Denis Safran - Médecin-chef de la BRI, conseiller santé auprès du ministre de l’Intérieur et du préfet de police

Denis Safran - Médecin-chef de la BRI, conseiller santé auprès du ministre de l’Intérieur et du préfet de police
9 novembre 2016

"Vendredi soir, prévenu par un ami qu’il se passe quelque chose dans Paris, j’appelle la permanence du préfet de police. Ce qui me frappe, c’est que la permanence ne répond pas. Les lignes sont débordées, ça veux dire que c’est grave. Mon Bip sonne, confirmant l’inquiétude : « retour service »... Le médecin de permanence arrive aussi au 36, nous sommes deux médecins de la BRI prêts à intégrer les deux colonnes d’assauts.
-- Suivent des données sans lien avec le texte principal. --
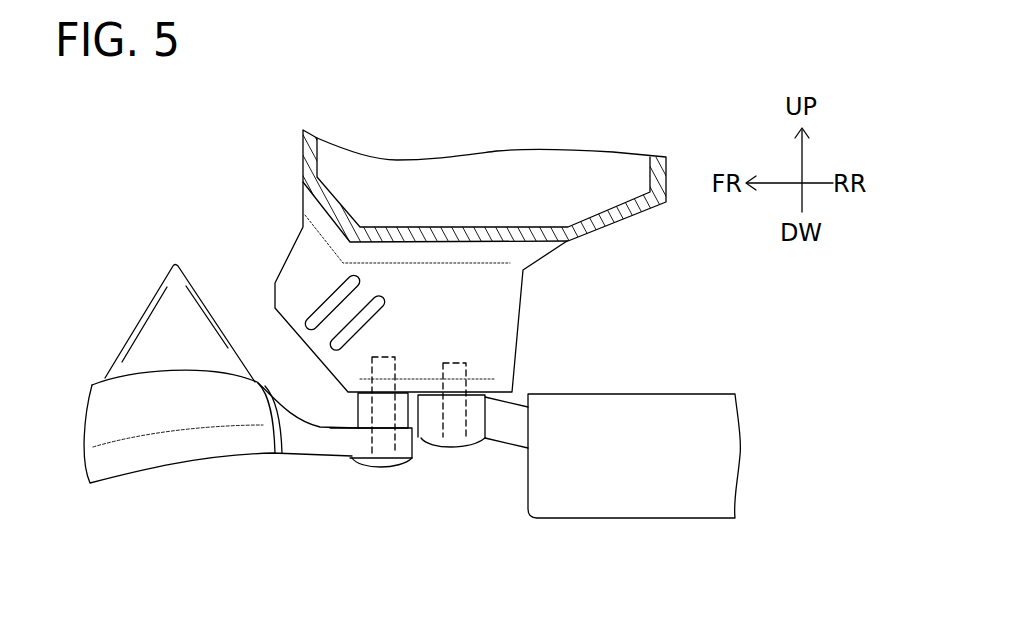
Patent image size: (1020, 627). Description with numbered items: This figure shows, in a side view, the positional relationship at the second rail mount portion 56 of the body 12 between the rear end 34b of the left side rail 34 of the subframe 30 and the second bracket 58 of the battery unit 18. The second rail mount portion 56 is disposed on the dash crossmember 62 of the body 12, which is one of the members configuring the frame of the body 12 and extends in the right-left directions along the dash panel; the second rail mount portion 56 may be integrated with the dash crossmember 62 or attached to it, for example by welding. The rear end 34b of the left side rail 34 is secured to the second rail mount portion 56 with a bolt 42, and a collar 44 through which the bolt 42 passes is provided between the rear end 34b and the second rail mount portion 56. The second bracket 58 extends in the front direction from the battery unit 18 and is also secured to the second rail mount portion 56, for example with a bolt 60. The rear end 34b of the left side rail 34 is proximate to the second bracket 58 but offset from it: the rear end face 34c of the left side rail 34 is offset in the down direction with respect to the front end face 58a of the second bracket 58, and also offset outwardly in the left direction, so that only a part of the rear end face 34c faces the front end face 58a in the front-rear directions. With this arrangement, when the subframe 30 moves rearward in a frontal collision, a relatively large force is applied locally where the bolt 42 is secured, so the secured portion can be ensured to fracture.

The body 12 is at (575, 128).
The dash crossmember 62 is at (302, 158).
The subframe 30 is at (373, 280).
The second rail mount portion 56 is at (428, 287).
The bolt 42 is at (357, 382).
The collar 44 is at (357, 413).
The left side rail 34 is at (250, 438).
The rear end of the left side rail 34b is at (350, 447).
The rear end face of the left side rail 34c is at (425, 450).
The second bracket 58 is at (531, 475).
The front end face of the second bracket 58a is at (445, 447).
The bolt 60 is at (470, 373).
The battery unit 18 is at (587, 505).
En arrivant au Bataclan, une femme mourante sur le trottoir, parmi d’autres, me demande de l’aide, je la confie à un médecin du Samu pour pouvoir suivre ma colonne. Dans le hall du Bataclan il y a aussi des morts, du sang partout, les portes vitrées cassées. Le chef de colonne me dit : « on va avancer, ne bouge pas de là ». C’est vrai que l’objectif est que le médecin ne soit pas tué tout de suite... Je vois dans la salle du Bataclan plein de morts, et dans la fosse, des dizaines de gens enchevêtrés les uns dans les autres, criant, appelant à l’aide.

« Le premier objectif est de les faire sortir sans qu’ils ne se fassent canarder »

Le premier objectif est de les faire sortir sans qu’ils ne se fassent canarder, car on entend tirer à l’étage. Les valides passent, puis les blessés traînés par leur copains. Je fends les  jeans, tee-shirt, vestes, et découvre les blessures par balles. Si ça ne saigne pas, c’est une hémorragie interne et ils sont en train de mourir. Si ça saigne, je fais une compression, mais très vite je n’ai plus de pansements compressifs. Alors j’utilise les tee-shirts que je roule en boule.

Tant que le Bataclan n’est pas encore en zone sécurisée on ne peut pas faire entrer les pompiers. Et nous n’avons pas de civière pour évacuer les blessés. Alors on utilise un stock de barrières « vauban ». Avec le médecin du Raid, nous organisons les sorties en faisant le tri en fonction de ceux qui sont « sauvables » ou non.

Je suis en permanence en liaison radio avec la colonne d’assaut. Grâce aux oreillettes, j’entends les ordres, des tirs, des explosions, et je me dis que je devrais être auprès de mes collègues. Quand les pompiers entrent s’occuper des victimes, je rejoins ma colonne à l’étage. Un policier de la BRI est blessé à la main mais a été évacué. J’apprends que les terroristes sont morts. Dans le réduit où étaient les otages, je regarde s’il n’y a pas d’autres blessés au milieu des morceaux de terroristes.

Beaucoup d’otages sortent par une fenêtre donnant sur un toit en zinc. Depuis ce toit nous les faisons entrer par une fenêtre dans une autre pièce, fermée à clé par une porte blindée. Il faut absolument évacuer les gens de cette pièce, mais on ne sait toujours pas si le bâtiment est piégé ou pas...

Une échelle de pompier est installée pour sortir dans la rue par la fenêtre, mais beaucoup refusent d’abord, car il faut enjamber le balcon au dessus du vide et ils ont peur. Certains sont en incapacité de se tenir aux barreaux, blessés aux membres inférieurs ou supérieurs. Avec les pompiers nous les descendons à l’aide de harnais.

Je retourne à l’intérieur du Bataclan pour m’assurer qu’il n’y ait pas encore de vivants sous les morts. Des gens continuent de sortir des plafonds, d’une porte, de quelque part...

Je rentre au 36. Puis chez moi vers 6 heures. Alors, je réalise. En constatant l’ampleur des dégâts sur mes vêtements et mes chaussures."